While it's also possible the FBI wanted to keep the details secret due to embarrassment over the lack of progress, it's also consistent with the idea that Cox, who had experience working in intelligence, was recruited by the CIA or some other agency.

A CIA agent indicated that Cox was alive

In "Oblivion: The Mystery of West Point Cadet Richard Cox," author Harry J. Maihafer reports that it's possible Richard Colvin Cox didn't disappear at all, but was recruited into the CIA. At the time of Cox's disappearance, the CIA (which had just been formed in 1947) was actively recruiting former soldiers with experience serving outside the U.S. Since Cox had some experience working in intelligence in Germany (via Hudson Valley Magazine), he was ideally qualified. Some investigators speculated that the mysterious man called "George" who visited Cox shortly before he vanished was in fact a man named David Westervelt, who had supervised Cox in Germany, and who may have been a recruiter for the CIA.

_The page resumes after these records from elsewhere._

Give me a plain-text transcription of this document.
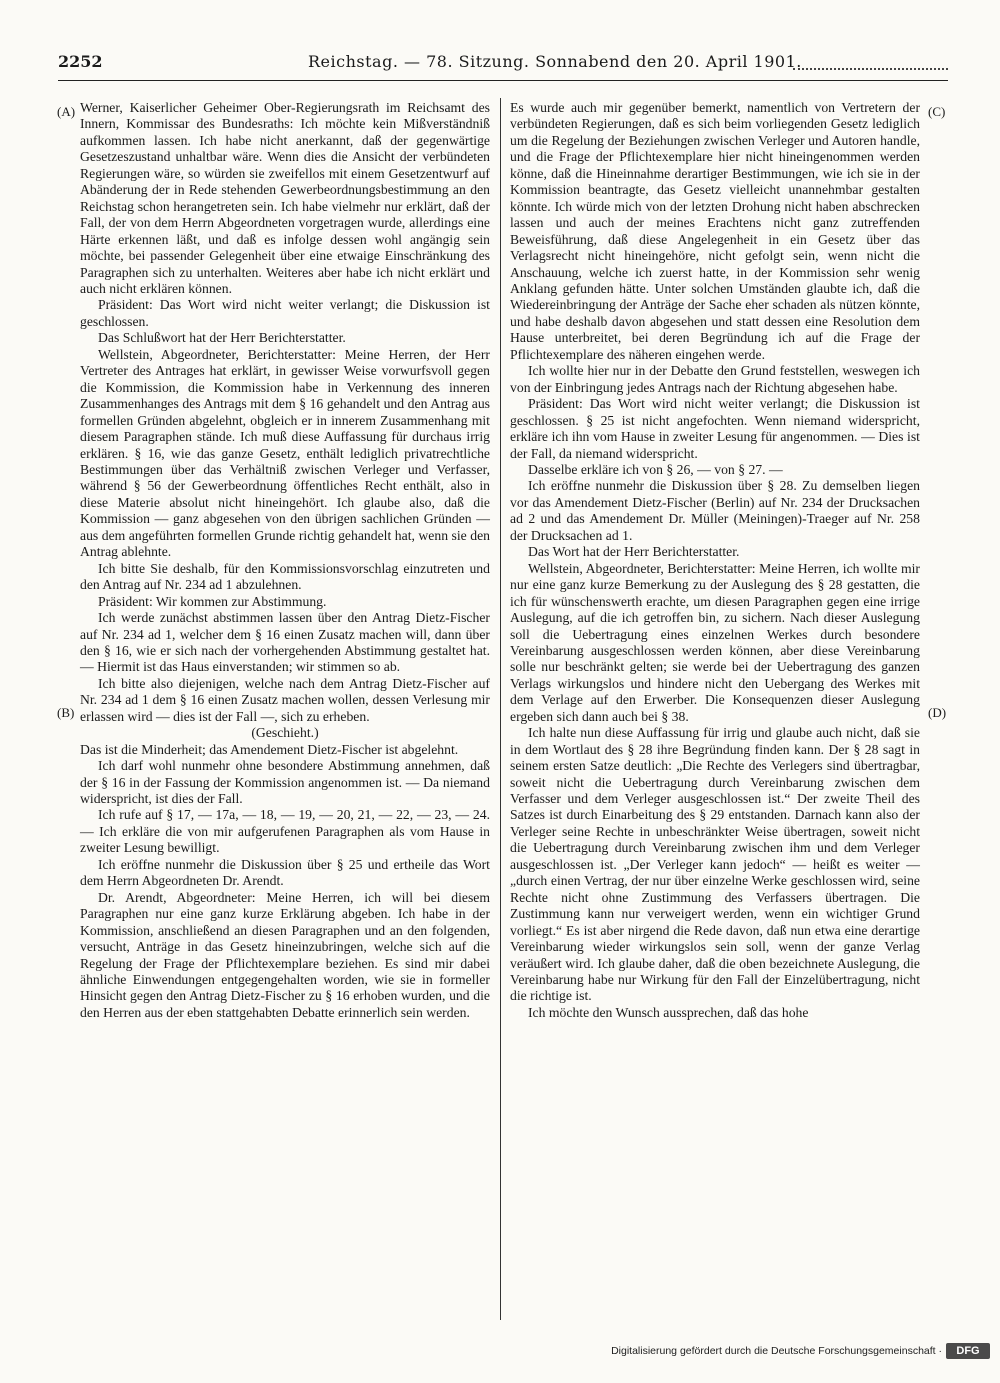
2252	Reichstag. — 78. Sitzung. Sonnabend den 20. April 1901.
(A)
(B)
(C)
(D)

Werner, Kaiserlicher Geheimer Ober-Regierungsrath im Reichsamt des Innern, Kommissar des Bundesraths: Ich möchte kein Mißverständniß aufkommen lassen. Ich habe nicht anerkannt, daß der gegenwärtige Gesetzeszustand unhaltbar wäre. Wenn dies die Ansicht der verbündeten Regierungen wäre, so würden sie zweifellos mit einem Gesetzentwurf auf Abänderung der in Rede stehenden Gewerbeordnungsbestimmung an den Reichstag schon herangetreten sein. Ich habe vielmehr nur erklärt, daß der Fall, der von dem Herrn Abgeordneten vorgetragen wurde, allerdings eine Härte erkennen läßt, und daß es infolge dessen wohl angängig sein möchte, bei passender Gelegenheit über eine etwaige Einschränkung des Paragraphen sich zu unterhalten. Weiteres aber habe ich nicht erklärt und auch nicht erklären können.

Präsident: Das Wort wird nicht weiter verlangt; die Diskussion ist geschlossen.

Das Schlußwort hat der Herr Berichterstatter.

Wellstein, Abgeordneter, Berichterstatter: Meine Herren, der Herr Vertreter des Antrages hat erklärt, in gewisser Weise vorwurfsvoll gegen die Kommission, die Kommission habe in Verkennung des inneren Zusammenhanges des Antrags mit dem § 16 gehandelt und den Antrag aus formellen Gründen abgelehnt, obgleich er in innerem Zusammenhang mit diesem Paragraphen stände. Ich muß diese Auffassung für durchaus irrig erklären. § 16, wie das ganze Gesetz, enthält lediglich privatrechtliche Bestimmungen über das Verhältniß zwischen Verleger und Verfasser, während § 56 der Gewerbeordnung öffentliches Recht enthält, also in diese Materie absolut nicht hineingehört. Ich glaube also, daß die Kommission — ganz abgesehen von den übrigen sachlichen Gründen — aus dem angeführten formellen Grunde richtig gehandelt hat, wenn sie den Antrag ablehnte.

Ich bitte Sie deshalb, für den Kommissionsvorschlag einzutreten und den Antrag auf Nr. 234 ad 1 abzulehnen.

Präsident: Wir kommen zur Abstimmung.

Ich werde zunächst abstimmen lassen über den Antrag Dietz-Fischer auf Nr. 234 ad 1, welcher dem § 16 einen Zusatz machen will, dann über den § 16, wie er sich nach der vorhergehenden Abstimmung gestaltet hat. — Hiermit ist das Haus einverstanden; wir stimmen so ab.

Ich bitte also diejenigen, welche nach dem Antrag Dietz-Fischer auf Nr. 234 ad 1 dem § 16 einen Zusatz machen wollen, dessen Verlesung mir erlassen wird — dies ist der Fall —, sich zu erheben.

(Geschieht.)

Das ist die Minderheit; das Amendement Dietz-Fischer ist abgelehnt.

Ich darf wohl nunmehr ohne besondere Abstimmung annehmen, daß der § 16 in der Fassung der Kommission angenommen ist. — Da niemand widerspricht, ist dies der Fall.

Ich rufe auf § 17, — 17a, — 18, — 19, — 20, 21, — 22, — 23, — 24. — Ich erkläre die von mir aufgerufenen Paragraphen als vom Hause in zweiter Lesung bewilligt.

Ich eröffne nunmehr die Diskussion über § 25 und ertheile das Wort dem Herrn Abgeordneten Dr. Arendt.

Dr. Arendt, Abgeordneter: Meine Herren, ich will bei diesem Paragraphen nur eine ganz kurze Erklärung abgeben. Ich habe in der Kommission, anschließend an diesen Paragraphen und an den folgenden, versucht, Anträge in das Gesetz hineinzubringen, welche sich auf die Regelung der Frage der Pflichtexemplare beziehen. Es sind mir dabei ähnliche Einwendungen entgegengehalten worden, wie sie in formeller Hinsicht gegen den Antrag Dietz-Fischer zu § 16 erhoben wurden, und die den Herren aus der eben stattgehabten Debatte erinnerlich sein werden.

Es wurde auch mir gegenüber bemerkt, namentlich von Vertretern der verbündeten Regierungen, daß es sich beim vorliegenden Gesetz lediglich um die Regelung der Beziehungen zwischen Verleger und Autoren handle, und die Frage der Pflichtexemplare hier nicht hineingenommen werden könne, daß die Hineinnahme derartiger Bestimmungen, wie ich sie in der Kommission beantragte, das Gesetz vielleicht unannehmbar gestalten könnte. Ich würde mich von der letzten Drohung nicht haben abschrecken lassen und auch der meines Erachtens nicht ganz zutreffenden Beweisführung, daß diese Angelegenheit in ein Gesetz über das Verlagsrecht nicht hineingehöre, nicht gefolgt sein, wenn nicht die Anschauung, welche ich zuerst hatte, in der Kommission sehr wenig Anklang gefunden hätte. Unter solchen Umständen glaubte ich, daß die Wiedereinbringung der Anträge der Sache eher schaden als nützen könnte, und habe deshalb davon abgesehen und statt dessen eine Resolution dem Hause unterbreitet, bei deren Begründung ich auf die Frage der Pflichtexemplare des näheren eingehen werde.

Ich wollte hier nur in der Debatte den Grund feststellen, weswegen ich von der Einbringung jedes Antrags nach der Richtung abgesehen habe.

Präsident: Das Wort wird nicht weiter verlangt; die Diskussion ist geschlossen. § 25 ist nicht angefochten. Wenn niemand widerspricht, erkläre ich ihn vom Hause in zweiter Lesung für angenommen. — Dies ist der Fall, da niemand widerspricht.

Dasselbe erkläre ich von § 26, — von § 27. —

Ich eröffne nunmehr die Diskussion über § 28. Zu demselben liegen vor das Amendement Dietz-Fischer (Berlin) auf Nr. 234 der Drucksachen ad 2 und das Amendement Dr. Müller (Meiningen)-Traeger auf Nr. 258 der Drucksachen ad 1.

Das Wort hat der Herr Berichterstatter.

Wellstein, Abgeordneter, Berichterstatter: Meine Herren, ich wollte mir nur eine ganz kurze Bemerkung zu der Auslegung des § 28 gestatten, die ich für wünschenswerth erachte, um diesen Paragraphen gegen eine irrige Auslegung, auf die ich getroffen bin, zu sichern. Nach dieser Auslegung soll die Uebertragung eines einzelnen Werkes durch besondere Vereinbarung ausgeschlossen werden können, aber diese Vereinbarung solle nur beschränkt gelten; sie werde bei der Uebertragung des ganzen Verlags wirkungslos und hindere nicht den Uebergang des Werkes mit dem Verlage auf den Erwerber. Die Konsequenzen dieser Auslegung ergeben sich dann auch bei § 38.

Ich halte nun diese Auffassung für irrig und glaube auch nicht, daß sie in dem Wortlaut des § 28 ihre Begründung finden kann. Der § 28 sagt in seinem ersten Satze deutlich: „Die Rechte des Verlegers sind übertragbar, soweit nicht die Uebertragung durch Vereinbarung zwischen dem Verfasser und dem Verleger ausgeschlossen ist.“ Der zweite Theil des Satzes ist durch Einarbeitung des § 29 entstanden. Darnach kann also der Verleger seine Rechte in unbeschränkter Weise übertragen, soweit nicht die Uebertragung durch Vereinbarung zwischen ihm und dem Verleger ausgeschlossen ist. „Der Verleger kann jedoch“ — heißt es weiter — „durch einen Vertrag, der nur über einzelne Werke geschlossen wird, seine Rechte nicht ohne Zustimmung des Verfassers übertragen. Die Zustimmung kann nur verweigert werden, wenn ein wichtiger Grund vorliegt.“ Es ist aber nirgend die Rede davon, daß nun etwa eine derartige Vereinbarung wieder wirkungslos sein soll, wenn der ganze Verlag veräußert wird. Ich glaube daher, daß die oben bezeichnete Auslegung, die Vereinbarung habe nur Wirkung für den Fall der Einzelübertragung, nicht die richtige ist.

Ich möchte den Wunsch aussprechen, daß das hohe

Digitalisierung gefördert durch die Deutsche Forschungsgemeinschaft ·	DFG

According to Front Page Detectives, a former FBI agent stated that the bureau had been within 24 hours of catching Cox but were "pulled off the case," implying a higher authority was protecting Cox. Per Maihafer (via Assembly), a highly placed CIA officer confirmed that Richard Colvin Cox was still alive but had no desire to come forward and speak to anyone. The CIA contact also implied that Cox was ill with cancer and on his deathbed. The possibility that this was a falsehood designed to discourage further inquiry is possible, of course.